Fix authentication for Seafile 11 by replacing Bearer tokens with Sea… #47
Conversation
|
@apdavison I don't believe I can create tags. Can you create tag 0.6.2 , and trigger a pypi release? |
|
I think I approved this too soon. The CI tests are failing, and the unit tests also fail locally. I'll look into it further. |
|
I don't understand how this could help users ? To obtain a seafile token, you need a Bearer token, users in seafile doesn't have password, it's all through OIDC or OAuth2. How the OIDC token is exchanged for Seafile token ? |
|
You're absolutely right that Seafile users do not have passwords and that authentication must happen through OIDC/OAuth2. In Seafile 8, the EBRAINS-specific middleware allowed:
In Seafile 11, this custom middleware is no longer active, so the API rejects EBRAINS Bearer tokens. So, what this PR actually does ? It implements a client-side token exchange, where: The caller still provides an EBRAINS OIDC Bearer token. The library calls /api2/account/token/, the endpoint returns a Seafile API token. All subsequent API calls use:
This does not change how users authenticate. With this token exchange, the library can continue to function even if the server no longer accepts OIDC Bearer tokens directly.
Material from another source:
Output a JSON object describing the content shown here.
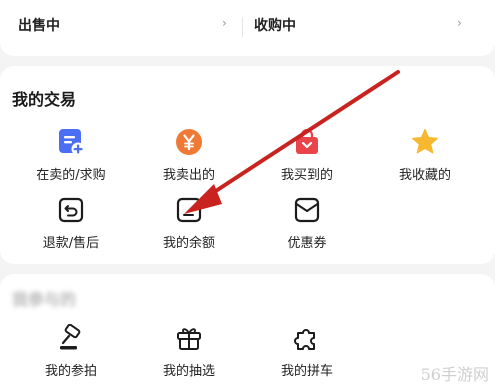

Once the EBRAINS OIDC token will be accepted on Seafile 11, the token exchange layer can be removed again. So the PR should be a temporary fix, not the long-term solution. I was not cery clear on my PR comment, sorry for that. |
Fix authentication for Seafile 11 by replacing Bearer tokens with Seafile API token
Seafile 11 no longer accepts external OIDC Bearer tokens (this was supported in
Seafile 8 through a custom EBRAINS middleware that has now been removed).
The API now requires a Seafile-specific API token generated via
/api2/account/token/.This commit adds the OIDC → Seafile token exchange and updates all API requests
to use
Authorization: Token <seafile_token>instead of the previous Bearertoken.
This ensures compatibility with Seafile 11 and restores authenticated access.